Avis

L'incursion du groupe russe Wagner au Mali bouleverse l'équilibre géostratégique en Afrique du Nord

photo_camera grupo-wagner-rusia

Les négociations menées par la junte militaire malienne, qui dirige le pays après le coup d'État d'août, avec le Kremlin pour engager le Groupe Wagner afin de défendre la stabilité et la sécurité dans le pays africain pourraient aggraver l'altération de l'équilibre géostratégique en cours en Afrique du Nord et au Sahel.

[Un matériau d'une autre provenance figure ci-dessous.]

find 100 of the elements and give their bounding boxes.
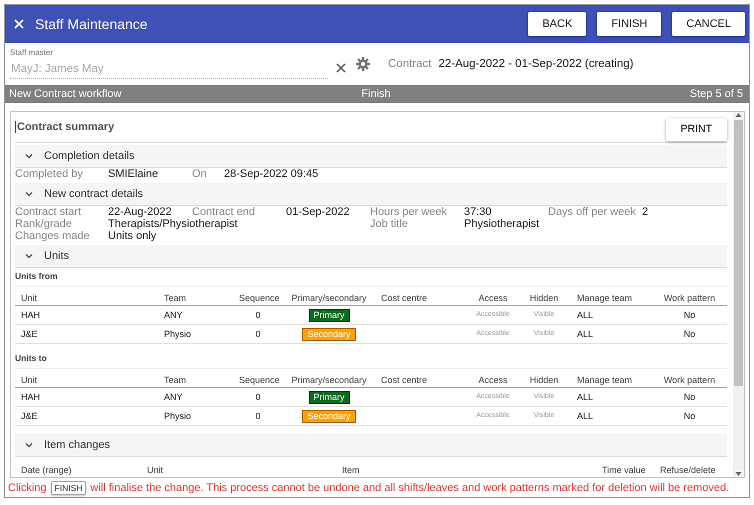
chevron-icon[interactable] <box>24 189 34 199</box>
field-label: Changes made <box>15 230 91 242</box>
field-label: Completed by <box>15 168 84 181</box>
section-header[interactable]: Completion details <box>15 145 727 168</box>
column-header: Team <box>158 291 233 306</box>
field-value: Units only <box>108 230 158 242</box>
table-cell: No <box>652 388 727 407</box>
column-header: Unit <box>146 465 164 475</box>
step-title: Finish <box>361 88 391 100</box>
warning-text: Clicking <box>8 482 47 494</box>
column-header: Primary/secondary <box>283 373 375 388</box>
table-cell: 0 <box>233 306 283 325</box>
table-cell: J&E <box>15 325 158 344</box>
field-value: 28-Sep-2022 09:45 <box>224 168 318 181</box>
column-header: Manage team <box>571 373 652 388</box>
role-badge: Primary <box>308 309 350 322</box>
contract-value: 22-Aug-2022 - 01-Sep-2022 (creating) <box>438 58 634 70</box>
column-header: Hidden <box>517 373 571 388</box>
field-label: Days off per week <box>548 206 637 218</box>
column-header: Refuse/delete <box>659 465 717 475</box>
section-title: Units <box>44 250 70 262</box>
table-cell: No <box>652 306 727 325</box>
column-header: Team <box>158 373 233 388</box>
table-cell: ALL <box>571 306 652 325</box>
column-header: Item <box>341 465 361 475</box>
step-indicator: Step 5 of 5 <box>690 88 743 100</box>
table-title: Units from <box>15 268 727 287</box>
close-icon[interactable] <box>14 19 24 29</box>
header-button[interactable]: CANCEL <box>672 12 745 36</box>
chevron-icon[interactable] <box>24 251 34 261</box>
column-header: Time value <box>601 465 647 475</box>
field-label: On <box>192 168 208 181</box>
column-header: Unit <box>15 291 158 306</box>
section-title: Completion details <box>44 150 134 162</box>
print-button[interactable]: PRINT <box>666 118 727 140</box>
table-cell: No <box>652 325 727 344</box>
table-cell: HAH <box>15 306 158 325</box>
column-header: Work pattern <box>652 373 727 388</box>
header-button[interactable]: BACK <box>528 12 586 36</box>
table-cell: J&E <box>15 407 158 426</box>
warning-text: will finalise the change. This process cannot be undone and all shifts/leaves and work patterns marked for deletion will be removed. <box>90 482 730 494</box>
table-cell: ALL <box>571 388 652 407</box>
field-label: Contract start <box>15 206 82 218</box>
table-cell: Physio <box>158 407 233 426</box>
table-cell: ALL <box>571 407 652 426</box>
scroll-up-icon[interactable] <box>735 112 742 118</box>
table-cell: No <box>652 407 727 426</box>
field-value: 37:30 <box>464 206 493 218</box>
table-cell: 0 <box>233 325 283 344</box>
role-badge: Secondary <box>302 328 356 341</box>
window-title: Staff Maintenance <box>35 16 149 32</box>
column-header: Access <box>469 373 517 388</box>
field-value: Physiotherapist <box>464 218 540 230</box>
header-button[interactable]: FINISH <box>597 12 662 36</box>
contract-label: Contract <box>388 58 432 70</box>
scrollbar[interactable] <box>733 112 744 477</box>
column-header: Sequence <box>233 373 283 388</box>
column-header: Unit <box>15 373 158 388</box>
section-title: Item changes <box>44 439 110 451</box>
field-label: Rank/grade <box>15 218 73 230</box>
field-value: 01-Sep-2022 <box>286 206 351 218</box>
table-cell: 0 <box>233 388 283 407</box>
field-value: 22-Aug-2022 <box>108 206 173 218</box>
chevron-icon[interactable] <box>24 151 34 161</box>
column-header: Date (range) <box>20 465 73 475</box>
table-cell: ANY <box>158 388 233 407</box>
column-header: Cost centre <box>375 291 469 306</box>
settings-icon[interactable] <box>356 57 370 71</box>
section-header[interactable]: Item changes <box>15 434 727 457</box>
table-cell: ALL <box>571 325 652 344</box>
column-header: Work pattern <box>652 291 727 306</box>
field-value: 2 <box>642 206 650 218</box>
table-title: Units to <box>15 350 727 369</box>
section-title: New contract details <box>44 188 144 200</box>
workflow-name: New Contract workflow <box>9 88 122 100</box>
table-cell: ANY <box>158 306 233 325</box>
field-value: Therapists/Physiotherapist <box>108 218 239 230</box>
field-value: SMIElaine <box>108 168 160 181</box>
clear-icon[interactable] <box>336 63 346 73</box>
section-header[interactable]: Units <box>15 245 727 268</box>
table-cell: HAH <box>15 388 158 407</box>
chevron-icon[interactable] <box>24 440 34 450</box>
field-label: Staff master <box>10 48 53 56</box>
column-header: Sequence <box>233 291 283 306</box>
table-cell: Physio <box>158 325 233 344</box>
scroll-down-icon[interactable] <box>735 471 742 477</box>
column-header: Hidden <box>517 291 571 306</box>
summary-title: Contract summary <box>15 121 114 133</box>
table-cell: 0 <box>233 407 283 426</box>
role-badge: Primary <box>308 391 350 404</box>
field-label: Contract end <box>192 206 256 218</box>
field-label: Hours per week <box>370 206 448 218</box>
column-header: Primary/secondary <box>283 291 375 306</box>
field-label: Job title <box>370 218 409 230</box>
finish-key: FINISH <box>50 481 86 495</box>
role-badge: Secondary <box>302 410 356 423</box>
column-header: Cost centre <box>375 373 469 388</box>
section-header[interactable]: New contract details <box>15 183 727 206</box>
column-header: Access <box>469 291 517 306</box>
column-header: Manage team <box>571 291 652 306</box>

Face à un changement de l'équation stratégique dans la région du détroit de Gibraltar avec une plus grande présence des puissances occidentales, principalement les États-Unis et le Royaume-Uni, en soutien à leur allié stratégique le Maroc, les autres puissances intéressées par la région font des gestes. L'Allemagne a clairement et de manière quelque peu agressive opté pour son partenaire l'Algérie, avec la bénédiction et le parapluie de la Russie. En effet, la plupart des analystes géopolitiques estiment que la rupture des relations diplomatiques entre l'Algérie et le Maroc doit être considérée en termes de rivalité stratégique, les États-Unis avec l'Espagne et le Maroc d'une part, et la Russie et l'Allemagne avec l'Algérie d'autre part. Mais au lieu d'être une rivalité bipolaire comme à l'époque de la guerre froide, elle s'étend désormais à d'autres protagonistes, la Grande-Bretagne, la France et la Chine. Paris ne veut pas perdre son influence dans les anciennes colonies africaines ; Londres réaffirme sa présence dans le détroit de Gibraltar, directement par des manœuvres militaires avec le Maroc et par l'intermédiaire de Gibraltar ; et Pékin établit ses bases commerciales et ses grandes infrastructures dans la région.

Dans les négociations entre Moscou et Bamako pour le déploiement des milices privées du groupe Wagner, l'Algérie a beaucoup à dire. Les dirigeants militaires algériens n'accepteront la présence de militaires russes chez leur voisin du sud que s'ils peuvent garantir la sécurité de leurs frontières et maintenir le contrôle des cibles et des opérations.

Bien que les miliciens de Wagner aient déjà une présence officielle dans plusieurs pays africains (Libye, République centrafricaine, Soudan, Mozambique et Madagascar), et une présence informelle dans d'autres (Rwanda, Burundi, Angola, Guinée, Guinée-Bissau et Gabon), afin de défendre la sécurité des consortiums russes et de protéger les régimes africains d'ennemis potentiels, leur incursion au Sahara/Sahel après le vide laissé par le retrait des forces françaises de l'opération Barkhane est considérée avec une extrême inquiétude par les alliés occidentaux.

L'hypothèse selon laquelle l'assassinat des deux camionneurs marocains qui conduisaient un convoi commercial au Mali pour approvisionner d'autres pays, le Niger, le Tchad et le Burkina Faso, est l'œuvre d'un commando avancé du Groupe Wagner - compte tenu du professionnalisme, de l'équipement et du modus operandi du groupe armé - laisse planer deux questions majeures : qui a pris la décision d'exécuter les camionneurs ? Quel était le but de cette action meurtrière ? Les allégations de groupes djihadistes ou d'une opération des services spéciaux algériens ne sont ni fondées ni plausibles, et il n'existe aucune preuve tangible. La déclaration du gouvernement marocain selon laquelle il s'agissait d'une "opération préméditée" est fondée, mais Rabat s'est bien gardé de porter des accusations contre son voisin algérien. D'autant plus que l'approbation par Rabat du futur envoyé spécial d'António Guterres pour le Sahara, Sttafan de Mistura, déjà accepté auparavant par Alger et le Polisario, ouvre la voie à une conclusion politique du conflit du Sahara.